Sunday, October 04, 2015

AMAZING NEW NEOLITHIC FIND NEAR STONEHENGE

Archaeologists have discovered the remains of a massive stone monument buried under a thick, grassy bank only 3 kilometers from Stonehenge (Wiltshire, England). The hidden arrangement of up to 90 huge standing stones formed part of a C-shaped Neolithic arena that bordered a dry valley facing directly towards the river Avon.

"What we are starting to see is the largest surviving stone monument, preserved underneath a bank, that has ever been discovered in Britain and possibly in Europe," said Vince Gaffney, an archaeologist at Bradford University who leads the Stonehenge Hidden Landscape project.

The stones are thought to have been hauled into position more than 4,500 years ago to form the southern edge of a ritual arena centered on a natural depression. The stones appear to have joined up with a chalk ridge that had been cut into, to accentuate the natural border.

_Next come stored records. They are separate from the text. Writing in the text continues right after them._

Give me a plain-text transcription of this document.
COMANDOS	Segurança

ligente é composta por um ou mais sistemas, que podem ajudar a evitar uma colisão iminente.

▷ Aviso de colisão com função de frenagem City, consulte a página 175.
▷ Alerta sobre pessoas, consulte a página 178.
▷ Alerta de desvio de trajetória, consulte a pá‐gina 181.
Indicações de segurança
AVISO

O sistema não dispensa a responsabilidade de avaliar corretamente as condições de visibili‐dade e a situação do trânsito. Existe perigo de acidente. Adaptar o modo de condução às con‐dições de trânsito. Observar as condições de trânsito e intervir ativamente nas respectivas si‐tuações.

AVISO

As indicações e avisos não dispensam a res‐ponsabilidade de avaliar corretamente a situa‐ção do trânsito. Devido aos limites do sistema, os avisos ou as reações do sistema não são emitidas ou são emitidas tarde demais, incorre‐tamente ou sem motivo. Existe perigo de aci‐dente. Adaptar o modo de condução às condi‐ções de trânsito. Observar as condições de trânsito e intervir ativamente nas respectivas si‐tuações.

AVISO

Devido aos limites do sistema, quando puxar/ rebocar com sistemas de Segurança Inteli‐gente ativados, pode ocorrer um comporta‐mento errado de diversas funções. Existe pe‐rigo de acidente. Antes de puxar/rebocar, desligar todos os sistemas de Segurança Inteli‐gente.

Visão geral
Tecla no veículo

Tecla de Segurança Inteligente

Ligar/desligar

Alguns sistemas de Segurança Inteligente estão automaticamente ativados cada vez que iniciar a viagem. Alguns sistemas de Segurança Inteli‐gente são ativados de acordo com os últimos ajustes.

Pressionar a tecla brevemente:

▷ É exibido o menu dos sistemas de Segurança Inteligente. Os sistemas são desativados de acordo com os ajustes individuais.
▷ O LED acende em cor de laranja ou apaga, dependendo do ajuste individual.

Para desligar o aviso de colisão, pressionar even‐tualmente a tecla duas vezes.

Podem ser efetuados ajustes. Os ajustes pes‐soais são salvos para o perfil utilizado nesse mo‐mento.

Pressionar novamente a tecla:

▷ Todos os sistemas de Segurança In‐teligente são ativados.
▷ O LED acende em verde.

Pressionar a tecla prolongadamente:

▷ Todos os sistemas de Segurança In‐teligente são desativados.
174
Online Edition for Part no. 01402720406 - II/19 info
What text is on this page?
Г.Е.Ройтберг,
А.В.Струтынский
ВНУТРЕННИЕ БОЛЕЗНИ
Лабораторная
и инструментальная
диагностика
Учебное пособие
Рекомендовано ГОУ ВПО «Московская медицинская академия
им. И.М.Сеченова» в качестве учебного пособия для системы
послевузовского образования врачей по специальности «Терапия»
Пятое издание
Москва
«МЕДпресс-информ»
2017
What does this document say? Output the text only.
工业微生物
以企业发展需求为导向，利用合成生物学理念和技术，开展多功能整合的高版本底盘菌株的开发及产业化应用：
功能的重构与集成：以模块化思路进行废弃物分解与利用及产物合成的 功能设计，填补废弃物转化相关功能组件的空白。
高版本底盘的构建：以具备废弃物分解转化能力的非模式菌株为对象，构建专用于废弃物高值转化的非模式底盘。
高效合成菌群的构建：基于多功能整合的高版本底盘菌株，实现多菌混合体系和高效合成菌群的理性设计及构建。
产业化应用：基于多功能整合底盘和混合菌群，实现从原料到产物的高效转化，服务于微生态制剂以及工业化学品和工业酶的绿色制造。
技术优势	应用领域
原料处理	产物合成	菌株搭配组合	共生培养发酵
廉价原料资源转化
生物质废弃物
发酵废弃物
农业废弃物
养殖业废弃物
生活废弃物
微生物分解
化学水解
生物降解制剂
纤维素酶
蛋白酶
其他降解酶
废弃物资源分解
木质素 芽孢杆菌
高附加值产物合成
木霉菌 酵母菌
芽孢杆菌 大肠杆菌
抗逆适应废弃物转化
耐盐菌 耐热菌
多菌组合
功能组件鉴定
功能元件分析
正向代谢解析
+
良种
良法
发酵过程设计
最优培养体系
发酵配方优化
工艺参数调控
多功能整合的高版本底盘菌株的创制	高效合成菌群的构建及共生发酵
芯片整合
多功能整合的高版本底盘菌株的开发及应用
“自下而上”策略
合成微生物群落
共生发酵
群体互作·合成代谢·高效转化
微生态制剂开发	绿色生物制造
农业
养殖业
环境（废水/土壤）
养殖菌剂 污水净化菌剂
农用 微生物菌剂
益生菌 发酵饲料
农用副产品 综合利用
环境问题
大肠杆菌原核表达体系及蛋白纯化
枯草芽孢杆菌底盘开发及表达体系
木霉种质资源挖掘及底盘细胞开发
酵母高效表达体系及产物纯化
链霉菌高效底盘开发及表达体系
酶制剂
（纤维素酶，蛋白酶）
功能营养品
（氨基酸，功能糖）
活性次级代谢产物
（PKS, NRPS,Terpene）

Gaffney believes the stones were pushed over when the site was redeveloped by Neolithic builders. The recumbent stones became lost beneath a huge bank and were incorporated as a somewhat clumsy linear southern border to the otherwise circular "super-henge" known as Durrington Walls.


Paul Garwood, an archaeologist and lead historian on the project at the University of Birmingham, said the the new discoveries at Durrington Walls changed fundamentally how researchers understood Stonehenge and the world around it. "Everything written previously about the Stonehenge landscape and the ancient monuments within it will need to be rewritten," he said.